You tend to think of Sonic Youth more as a force of nature than just a band. The New York noisemeisters’ music has become the defining standard for a whole wing of underground rock, where they’re something like patron saints--young bands name themselves after Sonic Youth records.
A product of the alchemy between rock ‘n’ roll’s aggression/release and the art world’s heavy irony, their music expresses social decay and psychological breakdown with harrowing immediacy. Even the most committed disciple of dread might find Sonic Youth a little daunting.
At the Hollywood Palladium on Friday, Sonic Youth canned the mystique and just played like a rock ‘n’ roll band.
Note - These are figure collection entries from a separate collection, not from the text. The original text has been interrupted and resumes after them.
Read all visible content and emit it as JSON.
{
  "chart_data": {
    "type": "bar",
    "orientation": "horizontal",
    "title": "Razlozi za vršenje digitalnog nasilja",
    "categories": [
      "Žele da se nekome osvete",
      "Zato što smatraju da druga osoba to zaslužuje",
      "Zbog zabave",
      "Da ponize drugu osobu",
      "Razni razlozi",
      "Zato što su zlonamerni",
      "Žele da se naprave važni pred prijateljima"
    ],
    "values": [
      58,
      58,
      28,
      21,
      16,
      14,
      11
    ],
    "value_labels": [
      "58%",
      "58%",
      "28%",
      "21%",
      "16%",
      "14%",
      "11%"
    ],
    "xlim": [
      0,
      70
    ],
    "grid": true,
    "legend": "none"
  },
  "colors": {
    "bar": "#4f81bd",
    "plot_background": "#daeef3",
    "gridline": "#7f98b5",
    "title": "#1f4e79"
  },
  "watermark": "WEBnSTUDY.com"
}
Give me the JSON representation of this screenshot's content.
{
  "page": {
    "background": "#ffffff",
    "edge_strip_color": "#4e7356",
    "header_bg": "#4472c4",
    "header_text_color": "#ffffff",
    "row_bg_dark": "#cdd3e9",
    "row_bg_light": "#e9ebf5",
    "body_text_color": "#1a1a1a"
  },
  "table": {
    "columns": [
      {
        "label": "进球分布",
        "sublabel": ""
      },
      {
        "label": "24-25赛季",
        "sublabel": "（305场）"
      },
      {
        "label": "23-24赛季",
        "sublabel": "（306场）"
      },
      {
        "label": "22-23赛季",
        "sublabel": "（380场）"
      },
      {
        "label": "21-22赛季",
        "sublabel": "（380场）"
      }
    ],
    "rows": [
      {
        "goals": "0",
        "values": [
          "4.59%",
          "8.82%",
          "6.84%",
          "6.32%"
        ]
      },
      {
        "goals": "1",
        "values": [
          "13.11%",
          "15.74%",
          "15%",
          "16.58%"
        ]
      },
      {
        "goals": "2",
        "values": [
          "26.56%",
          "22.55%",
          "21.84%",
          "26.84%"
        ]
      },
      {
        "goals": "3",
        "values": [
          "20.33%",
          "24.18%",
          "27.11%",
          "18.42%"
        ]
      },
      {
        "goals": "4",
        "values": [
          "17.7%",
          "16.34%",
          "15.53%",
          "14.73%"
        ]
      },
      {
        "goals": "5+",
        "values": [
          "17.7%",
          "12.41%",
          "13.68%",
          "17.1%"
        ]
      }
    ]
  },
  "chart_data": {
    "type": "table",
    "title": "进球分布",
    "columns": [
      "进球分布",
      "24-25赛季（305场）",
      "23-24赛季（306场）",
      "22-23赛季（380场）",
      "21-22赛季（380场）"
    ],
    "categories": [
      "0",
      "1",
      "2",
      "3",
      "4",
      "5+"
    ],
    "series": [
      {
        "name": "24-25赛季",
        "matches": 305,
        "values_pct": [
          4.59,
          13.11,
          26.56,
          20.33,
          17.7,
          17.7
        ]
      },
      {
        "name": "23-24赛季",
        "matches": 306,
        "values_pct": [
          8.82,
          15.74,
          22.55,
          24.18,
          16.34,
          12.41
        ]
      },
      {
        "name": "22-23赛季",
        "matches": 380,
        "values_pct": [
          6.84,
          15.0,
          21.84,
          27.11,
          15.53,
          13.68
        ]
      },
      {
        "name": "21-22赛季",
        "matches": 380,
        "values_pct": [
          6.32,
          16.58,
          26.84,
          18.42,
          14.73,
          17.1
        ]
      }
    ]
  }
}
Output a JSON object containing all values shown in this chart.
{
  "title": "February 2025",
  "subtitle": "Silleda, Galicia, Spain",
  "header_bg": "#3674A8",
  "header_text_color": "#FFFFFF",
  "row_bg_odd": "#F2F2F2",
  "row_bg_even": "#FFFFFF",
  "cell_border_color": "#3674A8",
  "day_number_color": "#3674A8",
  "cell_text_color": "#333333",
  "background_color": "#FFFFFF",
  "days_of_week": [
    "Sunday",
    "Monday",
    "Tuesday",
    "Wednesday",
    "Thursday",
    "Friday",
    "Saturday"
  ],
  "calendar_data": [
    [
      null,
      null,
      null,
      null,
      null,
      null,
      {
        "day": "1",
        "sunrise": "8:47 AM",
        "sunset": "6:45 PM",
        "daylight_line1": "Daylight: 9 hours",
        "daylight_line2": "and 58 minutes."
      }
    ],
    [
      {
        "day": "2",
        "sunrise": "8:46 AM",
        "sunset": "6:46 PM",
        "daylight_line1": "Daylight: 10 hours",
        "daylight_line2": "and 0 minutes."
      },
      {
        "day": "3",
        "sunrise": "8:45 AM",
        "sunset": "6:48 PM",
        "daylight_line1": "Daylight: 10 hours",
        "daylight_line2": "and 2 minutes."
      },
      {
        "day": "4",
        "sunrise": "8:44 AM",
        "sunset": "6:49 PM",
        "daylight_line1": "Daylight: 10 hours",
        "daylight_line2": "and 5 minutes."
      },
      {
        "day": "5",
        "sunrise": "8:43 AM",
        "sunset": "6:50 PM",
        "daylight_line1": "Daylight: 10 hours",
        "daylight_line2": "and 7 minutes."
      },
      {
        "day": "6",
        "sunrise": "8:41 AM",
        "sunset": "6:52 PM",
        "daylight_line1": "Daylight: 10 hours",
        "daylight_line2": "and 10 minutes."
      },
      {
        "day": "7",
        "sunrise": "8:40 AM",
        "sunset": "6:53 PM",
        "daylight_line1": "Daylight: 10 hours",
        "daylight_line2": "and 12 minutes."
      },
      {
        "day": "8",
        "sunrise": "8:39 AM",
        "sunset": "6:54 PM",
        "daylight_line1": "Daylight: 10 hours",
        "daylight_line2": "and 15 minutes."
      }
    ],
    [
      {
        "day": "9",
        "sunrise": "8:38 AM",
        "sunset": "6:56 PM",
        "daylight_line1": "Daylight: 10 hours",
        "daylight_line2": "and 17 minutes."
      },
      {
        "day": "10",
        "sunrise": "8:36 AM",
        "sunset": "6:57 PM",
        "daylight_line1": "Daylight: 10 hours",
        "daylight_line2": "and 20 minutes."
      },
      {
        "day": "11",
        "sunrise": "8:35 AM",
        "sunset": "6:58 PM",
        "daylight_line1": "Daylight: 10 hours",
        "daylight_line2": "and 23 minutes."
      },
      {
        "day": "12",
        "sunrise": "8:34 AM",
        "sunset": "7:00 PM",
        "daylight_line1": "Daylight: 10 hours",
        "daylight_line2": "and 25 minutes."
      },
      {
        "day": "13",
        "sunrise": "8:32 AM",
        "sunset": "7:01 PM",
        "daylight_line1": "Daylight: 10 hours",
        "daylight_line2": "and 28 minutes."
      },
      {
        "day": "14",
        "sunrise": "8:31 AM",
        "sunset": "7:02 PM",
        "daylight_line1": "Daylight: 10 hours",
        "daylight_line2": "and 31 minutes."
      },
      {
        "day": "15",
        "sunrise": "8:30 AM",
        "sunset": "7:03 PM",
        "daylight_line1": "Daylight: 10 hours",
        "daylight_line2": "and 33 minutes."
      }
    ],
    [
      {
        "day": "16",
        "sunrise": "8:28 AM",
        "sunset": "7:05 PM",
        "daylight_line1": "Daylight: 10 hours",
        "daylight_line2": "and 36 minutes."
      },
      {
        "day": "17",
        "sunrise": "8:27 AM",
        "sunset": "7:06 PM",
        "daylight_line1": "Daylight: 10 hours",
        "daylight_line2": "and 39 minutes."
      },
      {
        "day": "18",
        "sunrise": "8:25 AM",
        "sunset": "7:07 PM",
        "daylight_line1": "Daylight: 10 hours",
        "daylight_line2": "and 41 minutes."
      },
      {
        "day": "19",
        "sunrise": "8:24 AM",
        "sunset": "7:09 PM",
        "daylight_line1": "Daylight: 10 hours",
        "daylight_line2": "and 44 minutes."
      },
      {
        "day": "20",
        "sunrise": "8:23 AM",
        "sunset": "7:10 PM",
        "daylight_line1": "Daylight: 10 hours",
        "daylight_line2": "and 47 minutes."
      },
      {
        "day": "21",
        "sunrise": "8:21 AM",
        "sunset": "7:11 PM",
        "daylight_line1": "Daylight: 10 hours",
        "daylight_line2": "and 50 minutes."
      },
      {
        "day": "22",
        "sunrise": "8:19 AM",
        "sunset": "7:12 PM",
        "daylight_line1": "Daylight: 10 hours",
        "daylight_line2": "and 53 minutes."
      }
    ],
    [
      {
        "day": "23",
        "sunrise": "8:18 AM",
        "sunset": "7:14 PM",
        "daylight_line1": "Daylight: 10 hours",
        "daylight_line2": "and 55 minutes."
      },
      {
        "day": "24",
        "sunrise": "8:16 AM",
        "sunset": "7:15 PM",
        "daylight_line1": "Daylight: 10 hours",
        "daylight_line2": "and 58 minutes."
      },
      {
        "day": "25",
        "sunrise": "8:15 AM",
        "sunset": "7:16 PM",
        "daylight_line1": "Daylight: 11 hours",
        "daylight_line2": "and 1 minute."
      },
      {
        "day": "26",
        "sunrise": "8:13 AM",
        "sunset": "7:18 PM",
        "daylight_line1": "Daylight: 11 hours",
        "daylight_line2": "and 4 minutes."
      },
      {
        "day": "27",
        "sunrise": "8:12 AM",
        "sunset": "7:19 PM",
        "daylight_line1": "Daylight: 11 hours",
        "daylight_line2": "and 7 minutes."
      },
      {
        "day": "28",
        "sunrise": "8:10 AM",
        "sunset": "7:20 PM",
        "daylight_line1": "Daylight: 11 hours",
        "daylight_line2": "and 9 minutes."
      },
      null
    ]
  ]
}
Lee Ranaldo might have jammed a screwdriver under his guitar strings on some songs, but the set was always hard-driving and forward moving, with Steve Shelley whaling away at the drums as if he were pushing the Ramones.
They weren’t quite as friendly as New Kids on the Block, but there was no studied aloofness: How remote could they be when members Thurston Moore and Kim Gordon were out in the audience checking out their friends STP, a New York girl punk band that opened the three-act show?
The demystification coincides with Sonic Youth’s surge from rock’s hidden recesses into at least the twilight of the mainstream. The band’s new album “Goo” is the first of seven to be on a major label, and headlining the 4,400-capacity Palladium marked a huge and sudden increase in drawing power.
Does selling tickets add up to selling out? “Goo” might be lighter in theme than earlier records, but there weren’t any apparent concessions to commercialism during Sonic Youth’s 80 minutes on stage Friday. The band hit some amazing grooves as it mounted its massive, burrowing sound, its roars and whoops and construction-site uproar inspiring stage-divers on the physical plane and art students on the cerebral.
For a group of musicians who started as anarchists in the dark, they’ve acquired a few chops. Concentrating like a string quartet as they raced around atop skittering rhythms, they showed the touch and intricacy of a fusion band. The occasional strobe light and projected design conspired with the free-form jams to suggest a Fillmore flashback, and every now and then the players all hooked up and clattered off like a hellbound train.
But they were also true to their roots: The set ended with a raw spasm of shrieking and guitar-smashing, all being shot for what Moore kept calling their “big video.” They haven’t lost their irony either.